Despite having not starred in a feature film since 1991, Gene Wilder’s influence on pop culture is prevalent to this day. His ability to make people laugh is what has set him in stone. It will keep his memory, and influence on comedy, alive long after his death last month from complications related to Alzheimer’s.
Wilder acted in 22 films and had starring roles including Willy Wonka, Jim “The Waco Kid” and Leo Bloom, cultural icons known even by millennials, and that’s saying something.
His role as Willy Wonka is likely his most recognizable. Despite not being extremely popular in the box offices, “Willy Wonka & the Chocolate Factory” highlighted Wilder’s ability to blend whimsy and heavyheartedness into one character and became a true classic.
His most impressive role, however, was in Mel Brooks’ “Young Frankenstein,” which Wilder conceived and co-wrote. Wilder balances the sanity and madness of Dr. Frederick Frankenstein (it’s FRONK-IN-STEEN) and makes it look effortless.
From his reaction to Frau Blucher’s line, “Stay close to the candles, the staircase can be treacherous,” while holding three unlit candles to his song and dance to “Puttin’ on the Ritz” alongside his Frankenstinian creation is a comedy masterpiece.
It also resulted in one of his only two Oscar nominations, this one for best Writing Adapted Screeplay. “The Producers” brought him his first nomination, that one for acting.
Wilder starred in several Broadway roles after serving in the Army for two years.
Born Jerome Silberman to Russian-Jewish parents, he changed his name to Gene Wilder when he starred in Macbeth, saying he could not see “Jerry Silberman as Macbeth” on the marquee.
When legendary director Brooks found Wilder, a star team was born.
The three films Brooks and Wilder partnered on were instant cult classics, and deservingly so.
Comedian Richard Pryor saw the end of Wilder’s feature film career, starring with Wilder in four films including his last, “Another You,” in 1991.
The two made one of the greatest comedic duos ever. Wilder co-starred with Cleavon Little in Brooks’ “Blazing Saddles,” which Pryor wrote. It was the first time Pryor and Wilder worked together.
It was Wilder’s most controversial film, and likely one of his funniest performances. “Saddles” was a hilarious satire that would likely be deemed too racially offensive to produce today.

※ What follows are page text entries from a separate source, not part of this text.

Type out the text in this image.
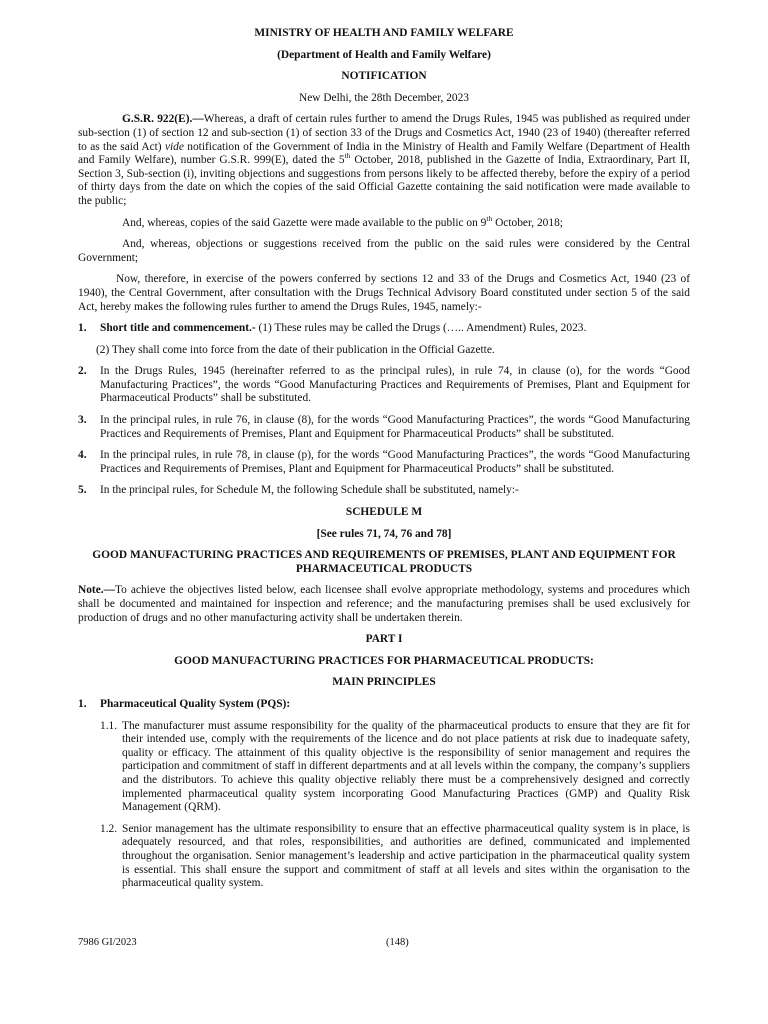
MINISTRY OF HEALTH AND FAMILY WELFARE
(Department of Health and Family Welfare)
NOTIFICATION
New Delhi, the 28th December, 2023

G.S.R. 922(E).—Whereas, a draft of certain rules further to amend the Drugs Rules, 1945 was published as required under sub-section (1) of section 12 and sub-section (1) of section 33 of the Drugs and Cosmetics Act, 1940 (23 of 1940) (thereafter referred to as the said Act) vide notification of the Government of India in the Ministry of Health and Family Welfare (Department of Health and Family Welfare), number G.S.R. 999(E), dated the 5th October, 2018, published in the Gazette of India, Extraordinary, Part II, Section 3, Sub-section (i), inviting objections and suggestions from persons likely to be affected thereby, before the expiry of a period of thirty days from the date on which the copies of the said Official Gazette containing the said notification were made available to the public;

And, whereas, copies of the said Gazette were made available to the public on 9th October, 2018;

And, whereas, objections or suggestions received from the public on the said rules were considered by the Central Government;

Now, therefore, in exercise of the powers conferred by sections 12 and 33 of the Drugs and Cosmetics Act, 1940 (23 of 1940), the Central Government, after consultation with the Drugs Technical Advisory Board constituted under section 5 of the said Act, hereby makes the following rules further to amend the Drugs Rules, 1945, namely:-

1. Short title and commencement.- (1) These rules may be called the Drugs (….. Amendment) Rules, 2023.
(2) They shall come into force from the date of their publication in the Official Gazette.
2. In the Drugs Rules, 1945 (hereinafter referred to as the principal rules), in rule 74, in clause (o), for the words “Good Manufacturing Practices”, the words “Good Manufacturing Practices and Requirements of Premises, Plant and Equipment for Pharmaceutical Products” shall be substituted.
3. In the principal rules, in rule 76, in clause (8), for the words “Good Manufacturing Practices”, the words “Good Manufacturing Practices and Requirements of Premises, Plant and Equipment for Pharmaceutical Products” shall be substituted.
4. In the principal rules, in rule 78, in clause (p), for the words “Good Manufacturing Practices”, the words “Good Manufacturing Practices and Requirements of Premises, Plant and Equipment for Pharmaceutical Products” shall be substituted.
5. In the principal rules, for Schedule M, the following Schedule shall be substituted, namely:-
SCHEDULE M
[See rules 71, 74, 76 and 78]
GOOD MANUFACTURING PRACTICES AND REQUIREMENTS OF PREMISES, PLANT AND EQUIPMENT FOR PHARMACEUTICAL PRODUCTS

Note.—To achieve the objectives listed below, each licensee shall evolve appropriate methodology, systems and procedures which shall be documented and maintained for inspection and reference; and the manufacturing premises shall be used exclusively for production of drugs and no other manufacturing activity shall be undertaken therein.

PART I
GOOD MANUFACTURING PRACTICES FOR PHARMACEUTICAL PRODUCTS:
MAIN PRINCIPLES
1. Pharmaceutical Quality System (PQS):
1.1. The manufacturer must assume responsibility for the quality of the pharmaceutical products to ensure that they are fit for their intended use, comply with the requirements of the licence and do not place patients at risk due to inadequate safety, quality or efficacy. The attainment of this quality objective is the responsibility of senior management and requires the participation and commitment of staff in different departments and at all levels within the company, the company’s suppliers and the distributors. To achieve this quality objective reliably there must be a comprehensively designed and correctly implemented pharmaceutical quality system incorporating Good Manufacturing Practices (GMP) and Quality Risk Management (QRM).
1.2. Senior management has the ultimate responsibility to ensure that an effective pharmaceutical quality system is in place, is adequately resourced, and that roles, responsibilities, and authorities are defined, communicated and implemented throughout the organisation. Senior management’s leadership and active participation in the pharmaceutical quality system is essential. This shall ensure the support and commitment of staff at all levels and sites within the organisation to the pharmaceutical quality system.
7986 GI/2023	(148)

The story focused on Bart (Cleavon Little), a black sheriff in a racist western town, and Wilder’s character Jim, the local drunk and Bart’s only friend, as they protected their homes from a band of criminals.
“Saddles” saw the most box office success of any of Wilder’s films. “Stir Crazy,” where Wilder starred with Pryor, was the second-most successful.
He and Pryor also worked together on “Silver Streak” and “See No Evil.”
Wilder would leave the public eye for the most part after “Another You,” displeased with the quality of most screenplays.
Despite his departure from the limelight, Wilder’s films have remained culturally impactful.
Wilder appeared on TV as late as 2003 in “Will and Grace.” His performance Dr. Stein won a Primetime Emmy Award for Outstanding Guest Actor in a Comedy Series.
Wilder modernized comedy in Hollywood by moving away from “The Three Stooges”-style comedy and pushing one-liners and larger than life comedic situations to the forefront of his films.
His talent with dry humor and brilliant one liners brought a more subtle form of comedy to the forefront of the genre.
Still, Wilder’s legacy is built on his contributions to cancer research after his third wife, Gilda Radner, died from ovarian cancer. The Gilda Radner Ovarian Cancer Detection Program at the Cedars-Sinai Medical Center was named after Wilder’s wife because of his efforts after her death.
Correction: A previous version of this story spelled “treacherous” as “traitorous.”